Failures of Imagination Beget Horrors
Little Known Black History Facts (on Facebook)
“In Louisiana, black women were put in cells with male prisoners and some became pregnant. In 1848, legislators passed a new law declaring that all children born in the penitentiary of African American parents serving life sentences would be property of the state. The women would raise the kids until the age of ten, at which point the penitentiary would place an ad in the newspaper. Thirty days later, the children would be auctioned off on the courthouse steps 'cash on delivery.' The proceeds were used to fund schools for white children. . . many of [the black children] were purchased by prison officials.”

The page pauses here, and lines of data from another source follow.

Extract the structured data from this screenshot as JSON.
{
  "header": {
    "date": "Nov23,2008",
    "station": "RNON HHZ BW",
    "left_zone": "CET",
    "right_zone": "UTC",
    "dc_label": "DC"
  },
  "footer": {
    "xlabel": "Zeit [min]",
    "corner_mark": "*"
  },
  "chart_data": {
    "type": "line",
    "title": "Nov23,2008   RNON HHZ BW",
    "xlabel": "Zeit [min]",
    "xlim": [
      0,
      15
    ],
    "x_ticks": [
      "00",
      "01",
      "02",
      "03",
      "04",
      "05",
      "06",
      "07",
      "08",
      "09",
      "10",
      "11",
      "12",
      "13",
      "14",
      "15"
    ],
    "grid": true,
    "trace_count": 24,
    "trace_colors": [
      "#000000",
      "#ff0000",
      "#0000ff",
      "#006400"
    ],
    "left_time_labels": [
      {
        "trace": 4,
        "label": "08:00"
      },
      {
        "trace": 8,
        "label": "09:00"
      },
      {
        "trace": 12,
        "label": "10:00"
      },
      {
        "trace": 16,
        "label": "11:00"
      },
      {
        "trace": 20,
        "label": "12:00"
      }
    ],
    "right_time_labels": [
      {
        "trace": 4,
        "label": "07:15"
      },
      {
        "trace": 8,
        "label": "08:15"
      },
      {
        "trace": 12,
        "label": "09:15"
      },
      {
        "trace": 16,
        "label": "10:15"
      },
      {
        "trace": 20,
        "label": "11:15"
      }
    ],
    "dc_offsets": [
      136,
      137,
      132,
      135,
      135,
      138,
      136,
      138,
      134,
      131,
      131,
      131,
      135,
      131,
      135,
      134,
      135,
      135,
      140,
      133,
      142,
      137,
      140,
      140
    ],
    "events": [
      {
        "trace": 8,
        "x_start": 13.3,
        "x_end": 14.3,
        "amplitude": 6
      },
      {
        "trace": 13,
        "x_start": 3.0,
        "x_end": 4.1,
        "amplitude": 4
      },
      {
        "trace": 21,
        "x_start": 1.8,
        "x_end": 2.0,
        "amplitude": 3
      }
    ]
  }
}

Source: American Prison: A Reporter's Undercover Journey into the Business of Punishment by Shane Bauer
H/T Sharon Morgan
Brandon WilliamsCraig: Just when you thought we could sink no lower...
Lenore Norrgard: We can always sink lower. Things can always get worse. I hope this is something some people will learn from 2020. I think that thinking we have hit bottom and that things can't get worse is a serious problem. It is a kind of blindness to what is and how things work.
BW: I agree fully. The phrase #failureofimagination, for instance, suggests so much more than "Gosh, we hadn't thought of that," which is almost always not really true. The mytho-historical record provides plenty of factual evidence and fictional projections about how far down the sui-homicidal hole we can plunge. Our conscious despoiling and voluntary avoidance are apocalyptic enough before we even get to the tragedy of the subconscious (not unconscious) dynamics we could understand but will not do the work to uncover. We frantically distract ourselves. If we didn't we would Know and give up the plausible deniability which allows us to enact horrors for short-term gain while dodging liability and claiming ignorance.